# stalking and pouncing



## shadow mum (Apr 8, 2008)

Hi all. 

Shadow just turned 5 months old today and , knock on wood, I haven't had any serious issues with his behaviour.

He began doing something on our walks this week that has me a bit disturbed. We have always been able to walk without any issues. He liked to chew his lead, but we've got a good handle on that one. What I've noticed is that when someone is approaching us on the sidewalk, he'll drop and start belly-crawling towards them. When they get close, he'll jump up. The closest word I can use to describe it is a pounce. He's also started doing this with other dogs we pass, birds, well, basically anything that moves.

Is this "normal", and what can I do to discourage this behaviour, or should I discourage it?

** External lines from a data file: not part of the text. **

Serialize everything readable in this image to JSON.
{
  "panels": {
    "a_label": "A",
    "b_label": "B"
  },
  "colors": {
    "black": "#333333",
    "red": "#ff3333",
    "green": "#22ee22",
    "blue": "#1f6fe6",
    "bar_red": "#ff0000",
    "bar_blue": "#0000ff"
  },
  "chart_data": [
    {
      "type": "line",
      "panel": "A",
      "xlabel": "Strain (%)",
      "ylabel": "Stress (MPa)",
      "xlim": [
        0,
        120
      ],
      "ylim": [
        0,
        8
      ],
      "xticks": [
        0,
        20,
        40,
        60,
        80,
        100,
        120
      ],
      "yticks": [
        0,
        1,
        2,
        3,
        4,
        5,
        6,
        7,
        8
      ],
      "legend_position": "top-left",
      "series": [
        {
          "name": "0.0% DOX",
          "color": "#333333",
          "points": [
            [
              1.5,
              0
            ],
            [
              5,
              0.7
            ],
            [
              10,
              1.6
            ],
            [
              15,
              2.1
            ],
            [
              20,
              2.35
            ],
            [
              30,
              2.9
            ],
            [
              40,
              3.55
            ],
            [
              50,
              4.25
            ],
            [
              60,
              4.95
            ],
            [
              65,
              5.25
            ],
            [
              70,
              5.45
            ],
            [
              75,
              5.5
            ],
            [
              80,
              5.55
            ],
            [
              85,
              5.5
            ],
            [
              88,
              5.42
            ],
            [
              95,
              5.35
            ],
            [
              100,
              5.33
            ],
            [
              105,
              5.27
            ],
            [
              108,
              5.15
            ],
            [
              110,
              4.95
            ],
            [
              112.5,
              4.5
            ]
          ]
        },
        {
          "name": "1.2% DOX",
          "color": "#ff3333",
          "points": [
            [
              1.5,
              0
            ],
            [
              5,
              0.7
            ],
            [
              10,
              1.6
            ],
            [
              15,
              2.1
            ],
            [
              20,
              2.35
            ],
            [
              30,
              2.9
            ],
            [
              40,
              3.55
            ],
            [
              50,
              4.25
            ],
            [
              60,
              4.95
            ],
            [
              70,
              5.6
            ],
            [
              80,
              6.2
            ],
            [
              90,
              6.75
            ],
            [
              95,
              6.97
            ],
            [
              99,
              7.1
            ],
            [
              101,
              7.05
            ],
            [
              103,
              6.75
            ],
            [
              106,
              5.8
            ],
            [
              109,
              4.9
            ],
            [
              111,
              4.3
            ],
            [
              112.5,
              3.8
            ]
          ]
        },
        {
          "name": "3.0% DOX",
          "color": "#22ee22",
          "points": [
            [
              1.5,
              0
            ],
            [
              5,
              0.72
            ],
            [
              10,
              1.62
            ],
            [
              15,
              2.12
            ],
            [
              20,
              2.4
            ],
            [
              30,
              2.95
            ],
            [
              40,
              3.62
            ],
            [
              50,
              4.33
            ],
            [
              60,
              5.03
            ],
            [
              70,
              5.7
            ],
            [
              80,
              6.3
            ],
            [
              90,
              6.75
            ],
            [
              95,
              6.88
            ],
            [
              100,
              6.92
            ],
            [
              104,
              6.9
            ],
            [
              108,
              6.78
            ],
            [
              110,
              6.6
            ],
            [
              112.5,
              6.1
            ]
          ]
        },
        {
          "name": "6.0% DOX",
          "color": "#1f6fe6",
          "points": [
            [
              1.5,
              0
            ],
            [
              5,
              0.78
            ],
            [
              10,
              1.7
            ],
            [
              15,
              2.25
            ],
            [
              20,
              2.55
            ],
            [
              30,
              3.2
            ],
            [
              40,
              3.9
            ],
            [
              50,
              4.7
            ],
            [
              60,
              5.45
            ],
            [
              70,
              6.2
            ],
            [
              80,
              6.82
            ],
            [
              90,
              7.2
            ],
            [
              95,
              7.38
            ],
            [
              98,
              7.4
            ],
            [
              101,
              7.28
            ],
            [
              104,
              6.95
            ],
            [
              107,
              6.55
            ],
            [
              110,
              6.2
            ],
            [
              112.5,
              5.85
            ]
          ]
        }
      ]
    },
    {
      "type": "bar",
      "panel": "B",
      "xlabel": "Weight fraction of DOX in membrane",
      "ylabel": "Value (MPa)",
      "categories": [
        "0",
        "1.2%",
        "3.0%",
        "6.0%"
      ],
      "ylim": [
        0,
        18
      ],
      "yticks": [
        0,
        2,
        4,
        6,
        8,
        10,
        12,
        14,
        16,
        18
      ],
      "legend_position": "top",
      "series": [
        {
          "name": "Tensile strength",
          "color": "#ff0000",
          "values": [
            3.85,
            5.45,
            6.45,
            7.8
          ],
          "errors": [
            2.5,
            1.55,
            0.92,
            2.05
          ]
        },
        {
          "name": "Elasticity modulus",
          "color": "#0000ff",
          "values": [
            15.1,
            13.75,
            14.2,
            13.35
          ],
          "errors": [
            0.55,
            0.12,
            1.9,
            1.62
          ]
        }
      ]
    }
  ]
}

I look forward to your responses.


----------



## zyppi (Jun 2, 2006)

I'd love to see a video of him doing this...

Sounds like you've had him in 'basic training.' LOL.


----------



## BowWowMeow (May 7, 2007)

This is play behavior. Dogs normally do this with other dogs and not people though. Does your dog have dog playmates?


----------



## Annemarie (Feb 12, 2007)

Chara does the crouch, crawl and pounce when she is playing with her big brother. It's rather funny to watch. I'm thinking it kinda looks like herding behaviour.


----------



## ldpeterson (Feb 13, 2005)

One of my adult females does this to our other animals. It looks especially funny when she's doing it to the cats Almost like she's emmulating them.









It's normal.


----------



## Lisa&Diesel (Jun 8, 2008)

My pup does that to leaves as we walk. She keeps nearly tripping me up! My adult GSD stalks the pup when they are playing.


----------



## gmcenroe (Oct 23, 2007)

My 4 1/2 month old puppy does that with other dogs, but usually not people. She doesn't crawl, just lays down and then at last moment she jumps up to run over to the other dog. With people she just runs over as fast as she can for a meet and licking session.


----------



## Timber1 (May 19, 2007)

I love Shadow; if the aggression geets worse as he ages that is another issue. But for now --- love your dog.


----------



## shadow mum (Apr 8, 2008)

Anne, it does remind me of military training, although at times I feel he is the drill sargent, and not me!!!!

Ruth, Shadow doesn't have as many doggy playmates as I'd like. He has had a few playdates, but not many. My neighbor is getting a 4month old Bouvier (sp?) and we are hoping that the two dogs will become fast friends. Also, most of the dogs around our area are "appetizers", and we are trying to meet more "main course".

Timber, believe me, I do love Shadow. He is a treat and a joy to watch, and now that we seem to have the weight issue under control, I'm starting to loosen up and enjoy him more. Never a boring moment. Now he's decided that my Mother in law's lap (who is NOT a dog person) is the perfect place to curl up for a snooze.

Thanks to all.


----------